Queen of the Hill
Howard Halle -- Interior Design, 8/1/2006 12:00:00 AM
Although Maya Lin is best known as the designer behind the acclaimed Vietnam Veterans Memorial in Washington, D.C., she's also a landscape artist who describes a natural world being reshaped by unnatural forces as never before. Even so, "Maya Lin: Systematic Landscapes" at Seattle's Henry Art Gallery is more poetic than didactic. "It touches on issues surrounding ecology, exploring how technology has given us new tools for looking at the landscape," Lin says. "Is that really any different from being a painter in the 18th or 19th century?"

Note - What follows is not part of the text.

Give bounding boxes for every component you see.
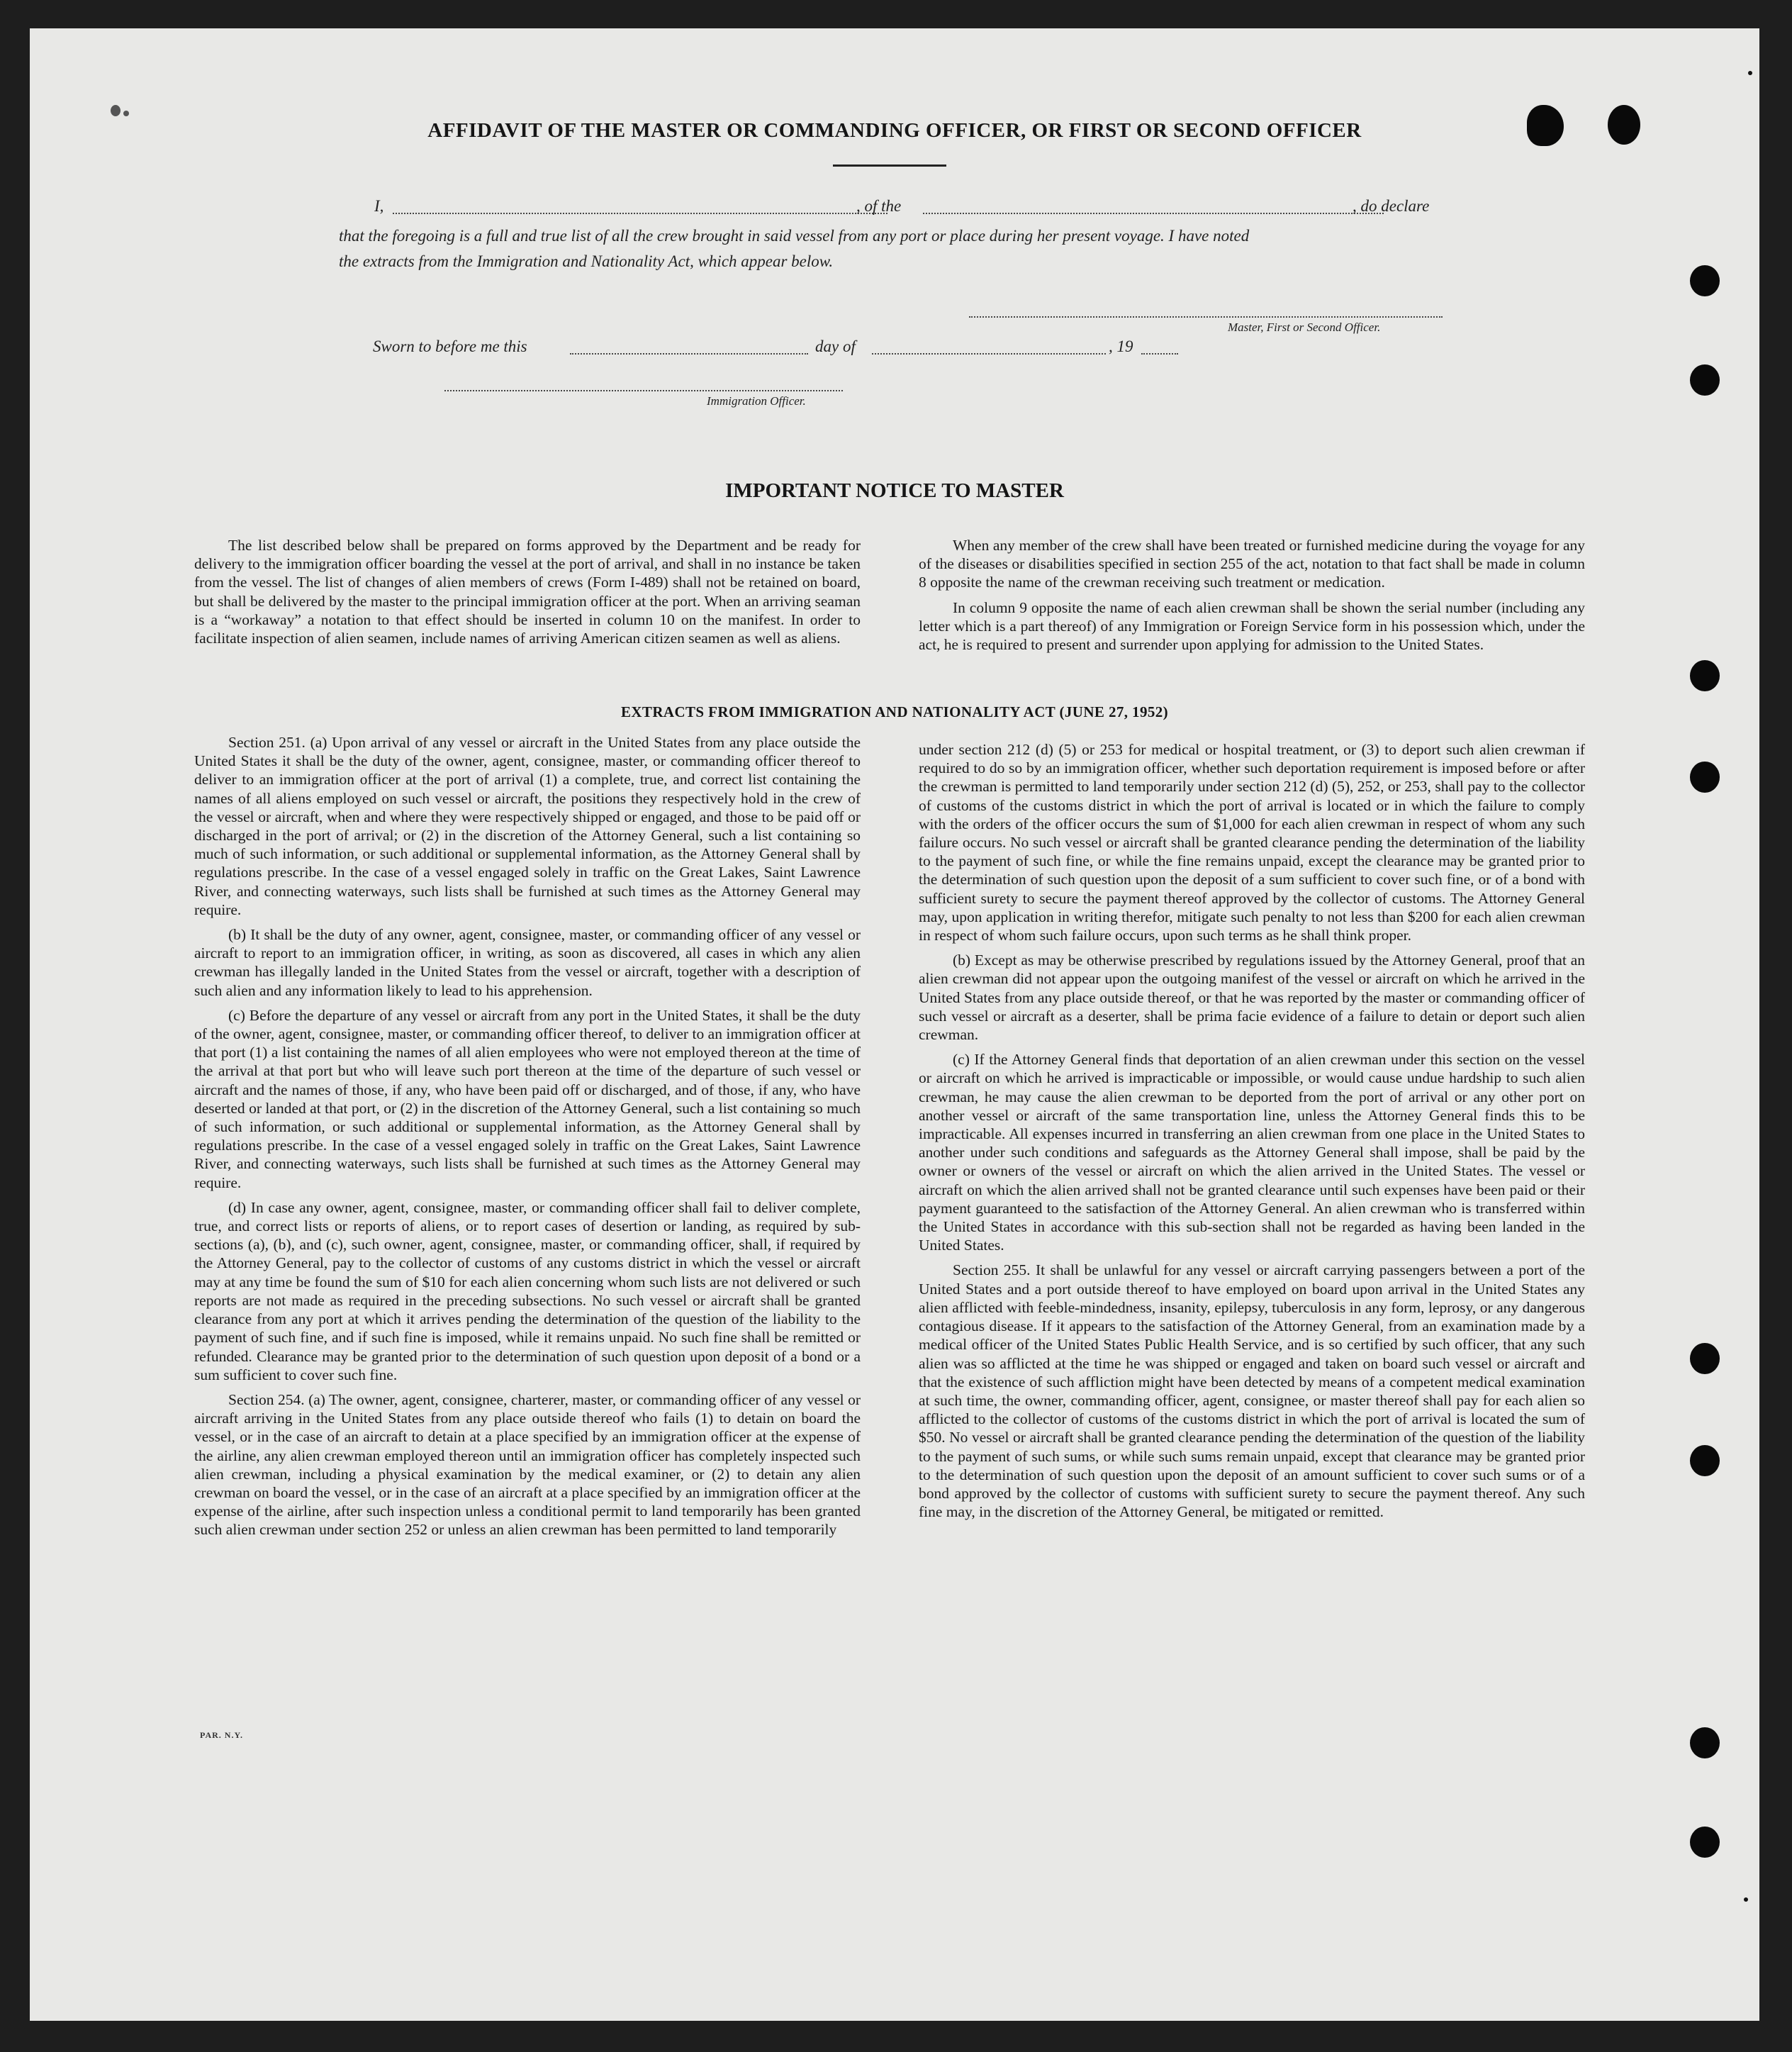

Not terribly—judging from Lin's ability to evoke the sublime. Working with sources such as the underwater topography of the Red Sea or the Rocky Mountains outside her window in Colorado, where she summers with her family, she relies on scientific data sets and satellite maps to produce renderings that her team realizes manually. Her 2x4 Landscape, a 10-foot-tall rolling form based on hills and waves, comprises 55,000 pieces of lumber, all individually cut.
Lin's aim is not to re-create a sense of place but to conjure a state of flux between the hand-rendered and the machine-made—as well as between different sculptural scales. "It's about taking something from the outside, where it seems familiar," Lin says, "and bringing it inside, where it becomes very strange."